The title of Lawrence Krauss's book, A Universe from Nothing: Why There Is Something Rather than Nothing, might have led you to believe that the theoretical physicist had attempted to answer the question of why there is something rather than nothing.

Which might explain why theoretical physicist—and philosopher—David Albert felt the need to gently point out that no, in fact he hasn't answered that question.

But it seems that Krauss was claiming nothing of the sort. At least, that's what I glean from a recent interview. Here are some selected highlight (interviewer's words in bold):

On that note, you were recently quoted as saying that philosophy "hasn't progressed in two thousand years." ...

Well, yeah, I mean, look I was being provocative, as I tend to do every now and then in order to get people's attention. ...

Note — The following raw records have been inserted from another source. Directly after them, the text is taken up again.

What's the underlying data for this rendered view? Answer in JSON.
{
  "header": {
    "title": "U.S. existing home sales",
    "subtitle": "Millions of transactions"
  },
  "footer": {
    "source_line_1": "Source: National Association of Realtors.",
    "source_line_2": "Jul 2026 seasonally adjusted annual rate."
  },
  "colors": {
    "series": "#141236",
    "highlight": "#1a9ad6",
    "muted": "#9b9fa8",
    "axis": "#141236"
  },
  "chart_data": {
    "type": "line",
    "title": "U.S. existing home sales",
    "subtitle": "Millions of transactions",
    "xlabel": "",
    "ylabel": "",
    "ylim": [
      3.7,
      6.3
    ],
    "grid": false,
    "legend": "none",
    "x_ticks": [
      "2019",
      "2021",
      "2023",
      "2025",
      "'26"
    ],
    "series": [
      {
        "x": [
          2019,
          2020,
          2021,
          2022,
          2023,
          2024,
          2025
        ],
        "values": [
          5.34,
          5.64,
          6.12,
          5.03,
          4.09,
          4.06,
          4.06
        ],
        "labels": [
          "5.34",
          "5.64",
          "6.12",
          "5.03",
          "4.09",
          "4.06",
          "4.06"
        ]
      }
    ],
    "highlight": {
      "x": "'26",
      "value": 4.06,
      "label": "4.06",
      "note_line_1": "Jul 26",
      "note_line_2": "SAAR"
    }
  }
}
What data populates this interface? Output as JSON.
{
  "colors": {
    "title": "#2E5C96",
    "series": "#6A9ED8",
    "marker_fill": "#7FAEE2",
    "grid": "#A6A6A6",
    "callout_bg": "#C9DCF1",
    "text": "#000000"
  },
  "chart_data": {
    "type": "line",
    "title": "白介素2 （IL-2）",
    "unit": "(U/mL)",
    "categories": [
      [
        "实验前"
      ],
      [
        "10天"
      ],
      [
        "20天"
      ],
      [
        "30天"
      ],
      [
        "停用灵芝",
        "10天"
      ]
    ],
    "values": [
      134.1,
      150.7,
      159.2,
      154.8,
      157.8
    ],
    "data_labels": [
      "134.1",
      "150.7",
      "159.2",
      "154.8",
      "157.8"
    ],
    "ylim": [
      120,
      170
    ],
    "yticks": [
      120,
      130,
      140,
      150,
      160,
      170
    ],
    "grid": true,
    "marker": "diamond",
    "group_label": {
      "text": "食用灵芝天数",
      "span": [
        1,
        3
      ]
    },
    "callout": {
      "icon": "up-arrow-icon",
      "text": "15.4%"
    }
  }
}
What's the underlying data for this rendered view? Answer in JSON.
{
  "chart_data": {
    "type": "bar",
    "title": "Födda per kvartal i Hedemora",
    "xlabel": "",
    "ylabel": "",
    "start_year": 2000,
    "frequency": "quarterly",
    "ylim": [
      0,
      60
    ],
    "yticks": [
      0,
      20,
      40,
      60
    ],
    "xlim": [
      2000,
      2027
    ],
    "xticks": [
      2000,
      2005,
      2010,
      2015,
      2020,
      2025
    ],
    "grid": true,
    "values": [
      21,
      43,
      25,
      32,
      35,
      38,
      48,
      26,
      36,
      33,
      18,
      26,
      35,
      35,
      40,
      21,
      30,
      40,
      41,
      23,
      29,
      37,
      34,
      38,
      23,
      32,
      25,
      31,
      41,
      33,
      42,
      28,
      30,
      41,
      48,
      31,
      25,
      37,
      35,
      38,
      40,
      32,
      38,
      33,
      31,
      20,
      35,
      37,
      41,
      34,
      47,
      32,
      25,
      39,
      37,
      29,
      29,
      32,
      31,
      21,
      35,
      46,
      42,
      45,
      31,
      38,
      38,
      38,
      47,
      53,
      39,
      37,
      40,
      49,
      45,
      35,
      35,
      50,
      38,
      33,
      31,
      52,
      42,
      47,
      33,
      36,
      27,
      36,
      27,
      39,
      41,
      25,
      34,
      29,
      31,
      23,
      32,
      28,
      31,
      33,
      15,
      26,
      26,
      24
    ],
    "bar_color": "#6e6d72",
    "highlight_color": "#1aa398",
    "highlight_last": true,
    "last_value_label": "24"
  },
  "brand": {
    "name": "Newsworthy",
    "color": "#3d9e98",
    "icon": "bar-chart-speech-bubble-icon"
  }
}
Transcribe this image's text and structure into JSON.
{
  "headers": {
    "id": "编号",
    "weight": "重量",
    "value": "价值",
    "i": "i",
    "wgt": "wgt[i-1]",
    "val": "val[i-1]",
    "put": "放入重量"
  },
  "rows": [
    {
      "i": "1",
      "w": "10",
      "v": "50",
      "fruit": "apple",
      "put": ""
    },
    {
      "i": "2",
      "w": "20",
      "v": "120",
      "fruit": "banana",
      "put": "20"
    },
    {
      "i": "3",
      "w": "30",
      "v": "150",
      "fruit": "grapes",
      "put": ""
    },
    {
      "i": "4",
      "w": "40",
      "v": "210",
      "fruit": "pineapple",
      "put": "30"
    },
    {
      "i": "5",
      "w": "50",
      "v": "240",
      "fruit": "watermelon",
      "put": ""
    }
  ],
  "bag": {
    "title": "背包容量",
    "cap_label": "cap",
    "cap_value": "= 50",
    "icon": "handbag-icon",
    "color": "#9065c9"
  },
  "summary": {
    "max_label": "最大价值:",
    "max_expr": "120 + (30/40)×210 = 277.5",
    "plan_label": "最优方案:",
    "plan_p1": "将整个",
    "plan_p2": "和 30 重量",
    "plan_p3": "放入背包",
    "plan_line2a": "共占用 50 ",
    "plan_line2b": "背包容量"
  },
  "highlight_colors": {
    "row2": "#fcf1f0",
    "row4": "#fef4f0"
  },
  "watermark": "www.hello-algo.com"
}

I try to be intellectually honest in everything that I write, especially about what we know and what we don't know. If you're writing for the public, the one thing you can't do is overstate your claim, because people are going to believe you. ...

And so when I read the title of your book, I read it as "questions about origins are over." ...

Well, if that hook gets you into the book that's great. But in all seriousness, I never make that claim. In fact, in the preface I tried to be really clear that you can keep asking "Why?" forever. At some level there might be ultimate questions that we can't answer, but if we can answer the "How?" questions, we should, because those are the questions that matter. And it may just be an infinite set of questions, but what I point out at the end of the book is that the multiverse may resolve all of those questions. From Aristotle's prime mover to the Catholic Church's first cause, we're always driven to the idea of something eternal. ...

I don't ever claim to resolve that infinite regress of why-why-why-why-why; as far as I'm concerned it's turtles all the way down. The multiverse could explain it by being eternal, in the same way that God explains it by being eternal ...

What drove me to write this book was this discovery that the nature of "nothing" had changed, that we've discovered that "nothing" is almost everything and that it has properties. ...

If I'd just titled the book "A Marvelous Universe," not as many people would have been attracted to it.

Well, glad we've got that cleared up now. Why does the multiverse exist rather than n— ... erm ... nada, zilch, nuttin'? That's a question we can't answer. The multiverse just exists. It's eternal.